The post starts out by assuming this but I am not convinced this is true along the entire graph, if the x axis is amount of people on a team and the y axis is amount "shipped". As a company scales output, at some point in this graph the output per person from the large team should overtake the small team, otherwise why do we even have large teams in the first place? How do large teams form if not from necessity? Seems they are advocating for small one pizza teams working together in tandem at scale? Because that's essentially the way I've seen it done everywhere I've ever worked and it isn't a new idea, and what you have at the end of that is a larger unit that definitely constitutes a "department" and a "large team" even if the large team consists of several small teams. The communication overhead there can get extremely complex as well.


Companies increase team size because they want to increase overall output, not per-person output. Even if 20 people produce half as much per person as 5 people, they’re still getting twice as much done.

(The other answers take a cynical “managers suck!” stance, which isn’t entirely wrong, but it’s not the main reason.
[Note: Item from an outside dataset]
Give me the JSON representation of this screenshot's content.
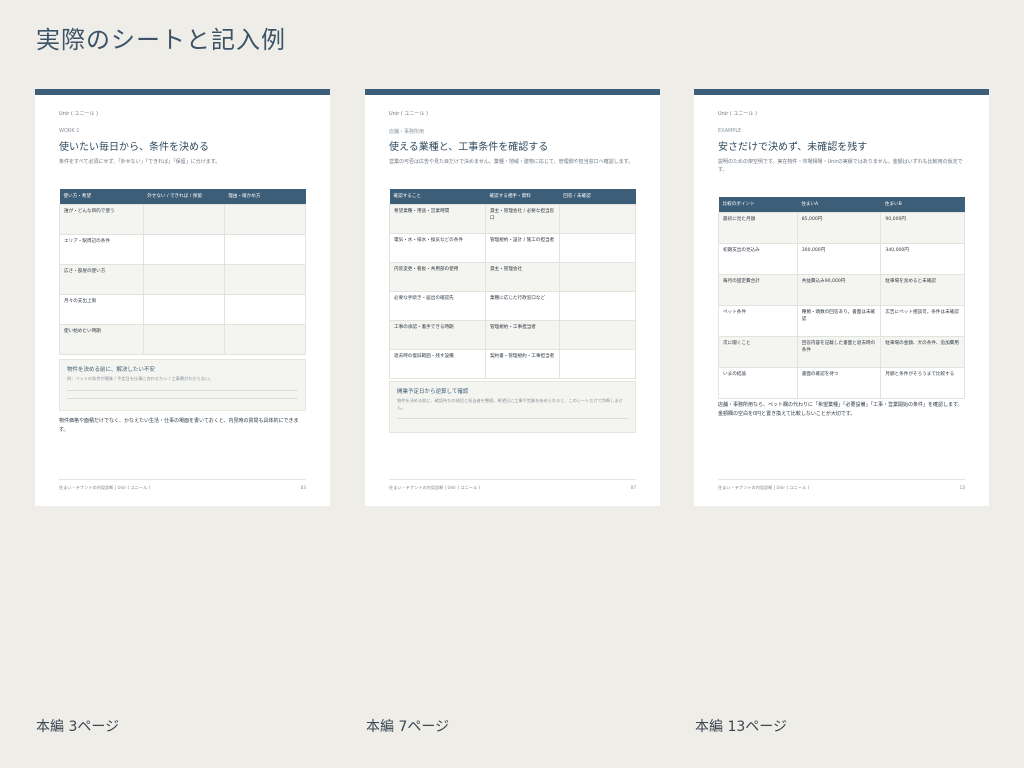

Companies mainly add people because they want more output, simple as that.)


Could it also be the case that some people just aren’t suited for small teams?

I don’t have any experience actually handling this sort of thing, so here’s some rampant speculation instead:

A small team of motivated rockstars might be the fastest way to solve a problem. But, there are a lot of non-rockstars out there. Maybe marshaling up a little talent from a lot of people is more feasible for some organizations/problems (in particular some types of problems might be boring, and not attractive to a team of rockstars).


Rockstars expect rockstar compensation.

I find that pretty much all managers balk at the idea of paying someone more than they get paid, but are happy for total payroll to be stratospheric. Until we deal with this mental illness we will always have expensive shit software written by huge teams.


Yeah. Increases in team size typically mean an increase in specialization and a decrease in productivity because of the larger amount of communication that must be done to keep everyone moving in the same direction.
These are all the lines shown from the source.